Perfect Information - Microeconomics

Microeconomics

In microeconomics, a state of perfect information is assumed in some models of perfect competition. That is, assuming that all agents are rational and have perfect information, they will choose the best products, and the market will reward those who make the best products with higher sales. Perfect information would practically mean that all consumers know all things, about all products, at all times (including knowing the probabilistic outcome of all future events), and therefore always make the best decision regarding purchase. This is physically impossible, however, as the Bekenstein Bound provides a physical limit to the amount of information that can be stored in a given physical system (in this case, a market participant). Still, perfect information is a common assumption in economic models because it allows mathematical derivation of desirable results.

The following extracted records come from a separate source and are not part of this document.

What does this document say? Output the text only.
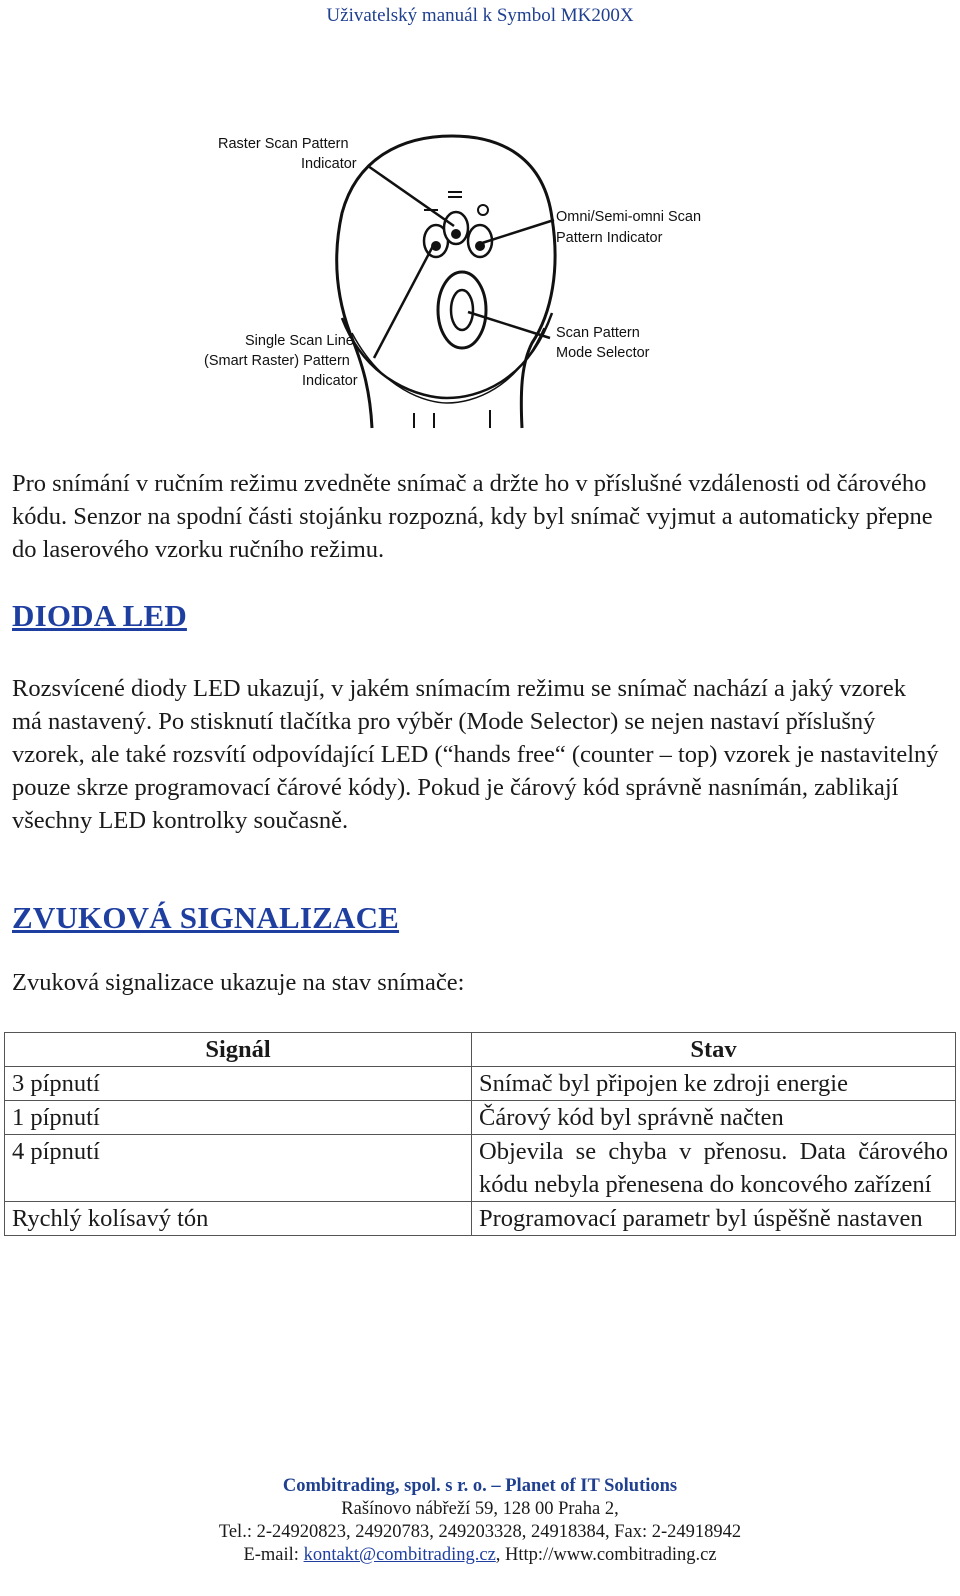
Uživatelský manuál k Symbol MK200X
Raster Scan Pattern
Indicator
Omni/Semi-omni Scan
Pattern Indicator
Single Scan Line
(Smart Raster) Pattern
Indicator
Scan Pattern
Mode Selector

Pro snímání v ručním režimu zvedněte snímač a držte ho v příslušné vzdálenosti od čárového kódu. Senzor na spodní části stojánku rozpozná, kdy byl snímač vyjmut a automaticky přepne do laserového vzorku ručního režimu.

DIODA LED

Rozsvícené diody LED ukazují, v jakém snímacím režimu se snímač nachází a jaký vzorek má nastavený. Po stisknutí tlačítka pro výběr (Mode Selector) se nejen nastaví příslušný vzorek, ale také rozsvítí odpovídající LED (“hands free“ (counter – top) vzorek je nastavitelný pouze skrze programovací čárové kódy). Pokud je čárový kód správně nasnímán, zablikají všechny LED kontrolky současně.

ZVUKOVÁ SIGNALIZACE

Zvuková signalizace ukazuje na stav snímače:

Signál	Stav
3 pípnutí	Snímač byl připojen ke zdroji energie
1 pípnutí	Čárový kód byl správně načten
4 pípnutí	Objevila se chyba v přenosu. Data čárového kódu nebyla přenesena do koncového zařízení
Rychlý kolísavý tón	Programovací parametr byl úspěšně nastaven
Combitrading, spol. s r. o. – Planet of IT Solutions
Rašínovo nábřeží 59, 128 00 Praha 2,
Tel.: 2-24920823, 24920783, 249203328, 24918384, Fax: 2-24918942
E-mail: kontakt@combitrading.cz, Http://www.combitrading.cz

The pervasive effects of information asymmetry in markets have been documented and studied in numerous contexts. In his 2001 Nobel Prize lecture, economist Joseph E. Stiglitz spoke to the faults of standard economic models and the faulty policy implications and recommendations that arise from their unrealistic assumptions, writing:

"I only varied one assumption – the assumption concerning perfect information – and in ways which seemed highly plausible. ... We succeeded in showing not only that the standard theory was not robust – changing only one assumption in ways which were totally plausible had drastic consequences, but also that an alternative robust paradigm with great explanatory power could be constructed."